The Terraform (infrastructure) portion is created first. It will create an ECS Service in ECS, and then upload the task definition JSON to S3 as task-template.json.The application repository will have a task-definition.json git controlled, during the development lifecycle, the application repository will download the task definition from S3, merge the task definitions, then update the ECS Service with the new task definition. Finally, GitHub actions will update the S3 bucket with the deployed task definition under task-definition.json. If Terraform is planned again, it will use the new task definition as the base for the next deployment, thus not resetting the image or application configuration.


Pros

The benefit to using this approach is that we can manage the task definition portion in Terraform with the infrastructure, meaning secrets, volumes, and other ARNs can be managed in Terraform. If a filesystem ID updates we can re-apply Terraform to update the task definition with the new filesystem ID. The application repository can manage the container definitions, environment variables, and other application-specific configurations. This allows developers who are closer to the application to quickly update the environment variables or other configuration.

Cons

The drawback to this approach is that it is more complex than managing the task definition entirely in Terraform or the application repository. It requires more setup and more moving parts. It can be confusing for a developer who is not familiar with the setup to understand how the task definition is being managed and deployed.

This also means that when something goes wrong, it becomes harder to troubleshoot as there are more moving parts.

Getting Setup

Pre-requisites

Steps

  1. Set up the S3 Bucket that will store the task definition.


    This bucket should be in the same account as the ECS Cluster.

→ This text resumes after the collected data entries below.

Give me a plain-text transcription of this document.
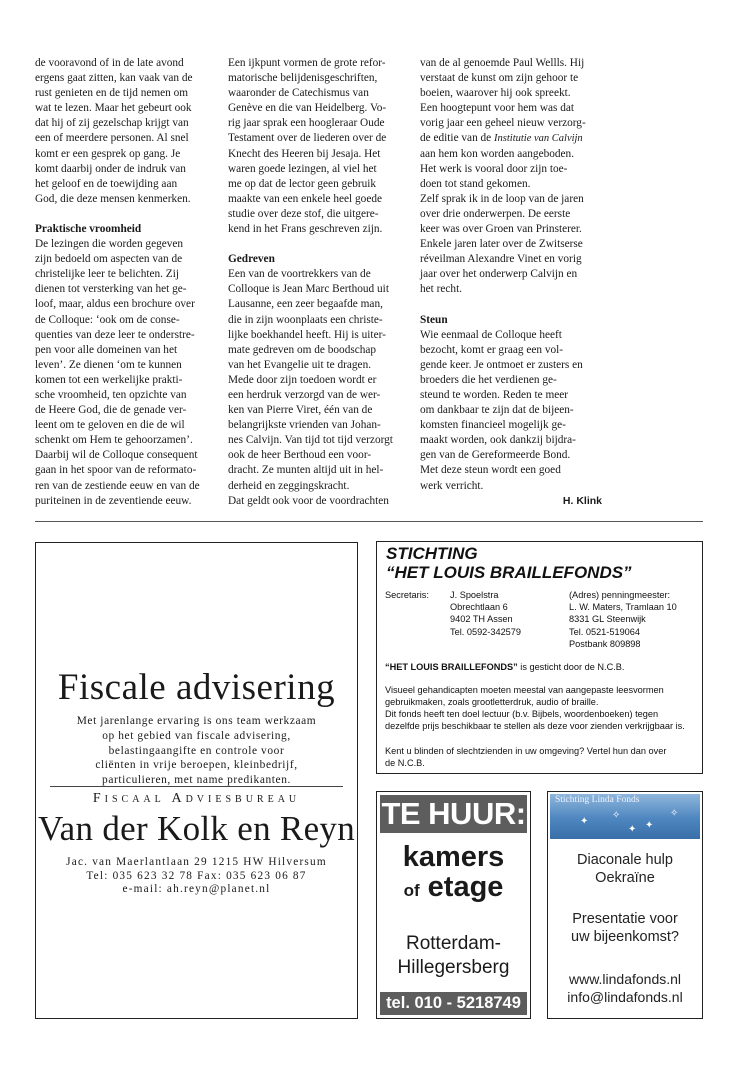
de vooravond of in de late avond
ergens gaat zitten, kan vaak van de
rust genieten en de tijd nemen om
wat te lezen. Maar het gebeurt ook
dat hij of zij gezelschap krijgt van
een of meerdere personen. Al snel
komt er een gesprek op gang. Je
komt daarbij onder de indruk van
het geloof en de toewijding aan
God, die deze mensen kenmerken.
Praktische vroomheid
De lezingen die worden gegeven
zijn bedoeld om aspecten van de
christelijke leer te belichten. Zij
dienen tot versterking van het ge-
loof, maar, aldus een brochure over
de Colloque: ‘ook om de conse-
quenties van deze leer te onderstre-
pen voor alle domeinen van het
leven’. Ze dienen ‘om te kunnen
komen tot een werkelijke prakti-
sche vroomheid, ten opzichte van
de Heere God, die de genade ver-
leent om te geloven en die de wil
schenkt om Hem te gehoorzamen’.
Daarbij wil de Colloque consequent
gaan in het spoor van de reformato-
ren van de zestiende eeuw en van de
puriteinen in de zeventiende eeuw.
Een ijkpunt vormen de grote refor-
matorische belijdenisgeschriften,
waaronder de Catechismus van
Genève en die van Heidelberg. Vo-
rig jaar sprak een hoogleraar Oude
Testament over de liederen over de
Knecht des Heeren bij Jesaja. Het
waren goede lezingen, al viel het
me op dat de lector geen gebruik
maakte van een enkele heel goede
studie over deze stof, die uitgere-
kend in het Frans geschreven zijn.
Gedreven
Een van de voortrekkers van de
Colloque is Jean Marc Berthoud uit
Lausanne, een zeer begaafde man,
die in zijn woonplaats een christe-
lijke boekhandel heeft. Hij is uiter-
mate gedreven om de boodschap
van het Evangelie uit te dragen.
Mede door zijn toedoen wordt er
een herdruk verzorgd van de wer-
ken van Pierre Viret, één van de
belangrijkste vrienden van Johan-
nes Calvijn. Van tijd tot tijd verzorgt
ook de heer Berthoud een voor-
dracht. Ze munten altijd uit in hel-
derheid en zeggingskracht.
Dat geldt ook voor de voordrachten
van de al genoemde Paul Wellls. Hij
verstaat de kunst om zijn gehoor te
boeien, waarover hij ook spreekt.
Een hoogtepunt voor hem was dat
vorig jaar een geheel nieuw verzorg-

de editie van de Institutie van Calvijn

aan hem kon worden aangeboden.
Het werk is vooral door zijn toe-
doen tot stand gekomen.
Zelf sprak ik in de loop van de jaren
over drie onderwerpen. De eerste
keer was over Groen van Prinsterer.
Enkele jaren later over de Zwitserse
réveilman Alexandre Vinet en vorig
jaar over het onderwerp Calvijn en
het recht.
Steun
Wie eenmaal de Colloque heeft
bezocht, komt er graag een vol-
gende keer. Je ontmoet er zusters en
broeders die het verdienen ge-
steund te worden. Reden te meer
om dankbaar te zijn dat de bijeen-
komsten financieel mogelijk ge-
maakt worden, ook dankzij bijdra-
gen van de Gereformeerde Bond.
Met deze steun wordt een goed
werk verricht.
H. Klink
Fiscale advisering
Met jarenlange ervaring is ons team werkzaam
op het gebied van fiscale advisering,
belastingaangifte en controle voor
cliënten in vrije beroepen, kleinbedrijf,
particulieren, met name predikanten.
Fiscaal Adviesbureau
Van der Kolk en Reyn
Jac. van Maerlantlaan 29 1215 HW Hilversum
Tel: 035 623 32 78 Fax: 035 623 06 87
e-mail: ah.reyn@planet.nl
STICHTING
“HET LOUIS BRAILLEFONDS”
Secretaris: J. Spoelstra
Obrechtlaan 6
9402 TH Assen
Tel. 0592-342579
(Adres) penningmeester:
L. W. Maters, Tramlaan 10
8331 GL Steenwijk
Tel. 0521-519064
Postbank 809898
“HET LOUIS BRAILLEFONDS” is gesticht door de N.C.B.
Visueel gehandicapten moeten meestal van aangepaste leesvormen
gebruikmaken, zoals grootletterdruk, audio of braille.
Dit fonds heeft ten doel lectuur (b.v. Bijbels, woordenboeken) tegen
dezelfde prijs beschikbaar te stellen als deze voor zienden verkrijgbaar is.
Kent u blinden of slechtzienden in uw omgeving? Vertel hun dan over
de N.C.B.
TE HUUR:
kamers
of etage
Rotterdam-
Hillegersberg
tel. 010 - 5218749
Stichting Linda Fonds
✦
✧
✦
✧
✦
Diaconale hulp
Oekraïne
Presentatie voor
uw bijeenkomst?
www.lindafonds.nl
info@lindafonds.nl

    S3 Bucket Default Definition
    components:
    terraform:
    s3-bucket/defaults:
    metadata:
    type: abstract
    vars:
    enabled: true
    account_map_tenant_name: core
    # Suggested configuration for all buckets
    user_enabled: false
    acl: "private"
    grants: null
    force_destroy: false
    versioning_enabled: false
    allow_encrypted_uploads_only: true
    block_public_acls: true
    block_public_policy: true
    ignore_public_acls: true
    restrict_public_buckets: true
    allow_ssl_requests_only: true
    lifecycle_configuration_rules:
    - id: default
    enabled: true
    abort_incomplete_multipart_upload_days: 90
    filter_and:
    prefix: ""
    tags: {}
    # Move to Glacier after 2 years
    transition:
    - storage_class: GLACIER
    days: 730
    # Never expire
    expiration: {}
    # Versioning isnt enabled, but these default values are still required
    noncurrent_version_transition:
    - storage_class: GLACIER
    days: 90
    noncurrent_version_expiration: {}
    import:
    - catalog/s3-bucket/defaults

    components:
    terraform:
    s3-bucket/ecs-tasks-mirror: #NOTE this is the component instance name.
    metadata:
    component: s3-bucket
    inherits:
    - s3-bucket/defaults
    vars:
    enabled: true
    name: ecs-tasks-mirror
  2. Create an ECS Service in Terraform


    Set up the ECS Service in Terraform using the ecs-service component. This will create the ECS Service and upload the task definition to the S3 bucket.


    To enable Partial Task Definitions, set the variable s3_mirror_name to be the component instance name of the bucket to mirror to. For example s3-bucket/ecs-tasks-mirror

    components:
    terraform:
    ecs-services/defaults:
    metadata:
    component: ecs-service
    type: abstract
    vars:
    enabled: true
    ecs_cluster_name: "ecs/cluster"
    s3_mirror_name: s3-bucket/ecs-tasks-mirror
  3. Set up an Application repository with GitHub workflows.

    An example application repository can be found here.


    Two things need to be pulled from this repository:

    • The task-definition.json file under deploy/task-definition.json
    • The GitHub Workflows.

    An important note about the GitHub Workflows, in the example repository they all live under .github/workflows. This is done so development of workflows can be fast, however we recommend moving the shared workflows to a separate repository and calling them from the application repository. The application repository should only contain the workflows main-branch.yaml, release.yaml and feature-branch.yml.


    To enable Partial Task Definitions in the workflows, the call to cloudposse/github-action-run-ecspresso (link) should have the input mirror_to_s3_bucket set to the S3 bucket name. the variable use_partial_taskdefinition should be set to 'true'

    Example GitHub Action Step
    - name: Deploy
    uses: cloudposse/github-action-deploy-[email protected]
    continue-on-error: true
    if: ${{ steps.db_migrate.outcome != 'failure' }}
    id: deploy
    with:
    image: ${{ steps.image.outputs.out }}
    image-tag: ${{ inputs.tag }}
    region: ${{ steps.environment.outputs.region }}
    operation: deploy
    debug: false
    cluster: ${{ steps.environment.outputs.cluster }}
    application: ${{ steps.environment.outputs.name }}
    taskdef-path: ${{ inputs.path }}
    mirror_to_s3_bucket: ${{ steps.environment.outputs.s3-bucket }}
    use_partial_taskdefinition: "true"
    timeout: 10m

Operation

Changes through Terraform will not immediately be reflected in the ECS Service. This is because the task template has been updated, but whatever was in the task-definition.json file in the S3 bucket will be used for deployment.

To update the ECS Service after updating the Terraform for it, you must deploy through GitHub Actions. This will then download the new template and create a new updated task-definition.json to store in s3.